Question

find the zeros for the given polynomial function and give the multiplicity for each zero. state whether the graph crosses the x - axis or touches the x - axis and turns around at each zero.
f(x)=x^3 - 12x^2 + 36x
the zeros are
(use a comma to separate answers as needed.)

Explanation:

Step1: Factor the polynomial

First, factor out the greatest - common factor $x$ from $f(x)=x^{3}-12x^{2}+36x$. We get $f(x)=x(x^{2}-12x + 36)$. Then, factor the quadratic $x^{2}-12x + 36$ using the formula $(a - b)^2=a^{2}-2ab + b^{2}$, where $a = x$ and $b = 6$. So $x^{2}-12x + 36=(x - 6)^{2}$. Thus, $f(x)=x(x - 6)^{2}$.

Step2: Find the zeros

Set $f(x)=0$. Then $x(x - 6)^{2}=0$. Using the zero - product property, if $ab = 0$, then $a = 0$ or $b = 0$. So $x=0$ or $(x - 6)^{2}=0$. Solving $(x - 6)^{2}=0$ gives $x = 6$.

Step3: Determine the multiplicities

For the factor $x$, the exponent is 1, so the zero $x = 0$ has multiplicity 1. For the factor $(x - 6)^{2}$, the exponent is 2, so the zero $x = 6$ has multiplicity 2.

Step4: Analyze the graph behavior

If the multiplicity of a zero is odd, the graph of the function crosses the $x$ - axis at that zero.
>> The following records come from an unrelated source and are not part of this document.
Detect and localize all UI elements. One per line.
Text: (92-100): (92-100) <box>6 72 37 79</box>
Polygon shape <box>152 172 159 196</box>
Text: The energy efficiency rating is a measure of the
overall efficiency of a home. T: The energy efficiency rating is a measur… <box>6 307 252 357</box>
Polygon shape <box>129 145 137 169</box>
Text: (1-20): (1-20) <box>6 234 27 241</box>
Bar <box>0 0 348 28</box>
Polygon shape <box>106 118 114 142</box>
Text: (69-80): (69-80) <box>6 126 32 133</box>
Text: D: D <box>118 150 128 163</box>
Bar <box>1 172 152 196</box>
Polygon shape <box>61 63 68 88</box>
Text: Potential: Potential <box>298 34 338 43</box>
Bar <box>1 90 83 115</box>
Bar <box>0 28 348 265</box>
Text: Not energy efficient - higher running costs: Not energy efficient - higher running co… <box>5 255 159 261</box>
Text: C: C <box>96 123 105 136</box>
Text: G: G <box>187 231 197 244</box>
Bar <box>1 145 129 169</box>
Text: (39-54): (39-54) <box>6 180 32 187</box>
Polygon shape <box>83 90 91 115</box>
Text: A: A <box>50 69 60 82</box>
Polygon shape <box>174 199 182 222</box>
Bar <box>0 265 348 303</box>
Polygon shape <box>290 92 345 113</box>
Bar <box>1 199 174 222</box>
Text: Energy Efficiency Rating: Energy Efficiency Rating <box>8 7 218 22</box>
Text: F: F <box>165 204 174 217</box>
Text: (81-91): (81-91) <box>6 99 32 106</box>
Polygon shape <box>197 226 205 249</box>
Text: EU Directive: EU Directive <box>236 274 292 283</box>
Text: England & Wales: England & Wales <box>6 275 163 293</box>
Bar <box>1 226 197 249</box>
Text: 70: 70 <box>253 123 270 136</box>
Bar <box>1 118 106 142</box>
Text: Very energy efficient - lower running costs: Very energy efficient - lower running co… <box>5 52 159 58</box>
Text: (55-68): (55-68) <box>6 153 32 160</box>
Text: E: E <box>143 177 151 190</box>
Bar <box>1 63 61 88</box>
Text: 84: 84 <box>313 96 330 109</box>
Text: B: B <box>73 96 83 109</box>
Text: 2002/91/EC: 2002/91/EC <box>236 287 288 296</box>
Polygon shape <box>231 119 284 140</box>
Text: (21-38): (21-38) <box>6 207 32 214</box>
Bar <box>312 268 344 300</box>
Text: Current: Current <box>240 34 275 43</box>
If the multiplicity is even, the graph of the function touches the $x$ - axis and turns around at that zero. Since the multiplicity of $x = 0$ is 1 (odd), the graph crosses the $x$ - axis at $x = 0$. Since the multiplicity of $x = 6$ is 2 (even), the graph touches the $x$ - axis and turns around at $x = 6$.

Answer:

The zeros are $0,6$. The zero $0$ has multiplicity 1 and the graph crosses the $x$-axis at $x = 0$. The zero $6$ has multiplicity 2 and the graph touches the $x$-axis and turns around at $x = 6$.